Managing the City’s new loan application process doesn’t cost the city any money. All projects are tracked by the budget office. To guide the process, the Mayor created a Loan Committee composed of senior aides and advisors, including the City’s chief financial officer, chief of policy, chief operating officer, and the director of the Bloomberg Innovation Delivery Team. The Committee reviews proposals and signals whether they should be advanced. It provides feedback to applicants, approves final submissions and oversees the creation of progress reports. Cross-agency projects, eligible for larger loans, are actively encouraged. And automations or innovations pioneered by one agency have been launched as pilot projects for scaling up across city government (as in the case of the Buildings Department’s new inspection scheduling system).

The Committee also identifies proposals that may not generate enough savings to be eligible for a loan, but are worth pursuing and can be funded through other means.
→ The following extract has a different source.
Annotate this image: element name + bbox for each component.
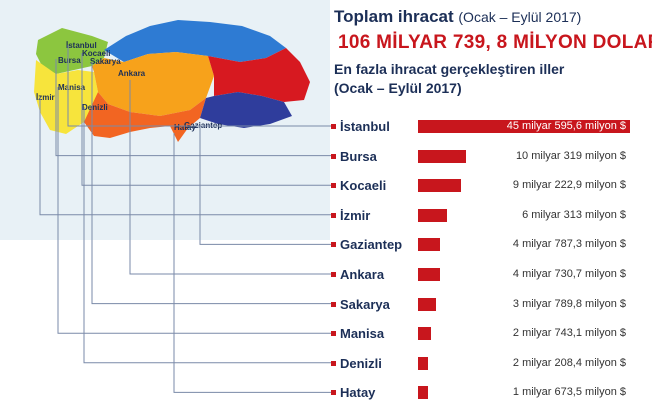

Taken together, the loan process surfaces agency-level innovations, which then can be interpreted, supported and when warranted, implemented citywide through the work of the Loan Committee.

One issue has cropped up: after the initial wave of applications, the submissions slowed. The City realized that agencies had a lot of potential for innovation, but lacked the bandwidth to generate proposals. To remedy this, the City shifted from requiring full-blown proposals to asking for a one-page initial summary. The summaries are voted thumbs up or down by the Committee, with comments. The streamlined process saves the agency sponsor from investing too much time in an unpromising idea. The mayor has also detailed City Hall staff to assist the agencies in the proposal development process, providing added capacity and critical insight into the Mayor’s priorities. Applications are back up, with a dozen submitted so far this year.

New York City’s approach to funding innovations and cost savings is comparatively informal. Agencies can, and do, approach the Mayor’s Office of Management and Budget (OMB) with proposals, seeking funding.

But there is no loud, continual broadcast of this opportunity, as there is with the Loan Fund, which promotes the loan program four times a year. The Loan Fund also provides an effective vehicle for encouraging cross-agency collaboration. And Chicago has aimed for transparency, issuing press releases and celebrating success. Experts in our roundtable discussions emphasized that this last element is critical, and additional recognition, possibly in the form of an annual award from a respected good government group, would be helpful.

New York is well positioned to chart a similar path, given OMB’s support for cost-saving proposals, continuous oversight and analysis, and a governance structure that includes a surfeit of deputy mayors with cross-agency portfolios. These are the officials who could make up the core of a pathbreaking loan review committee and loan program for the entire city government.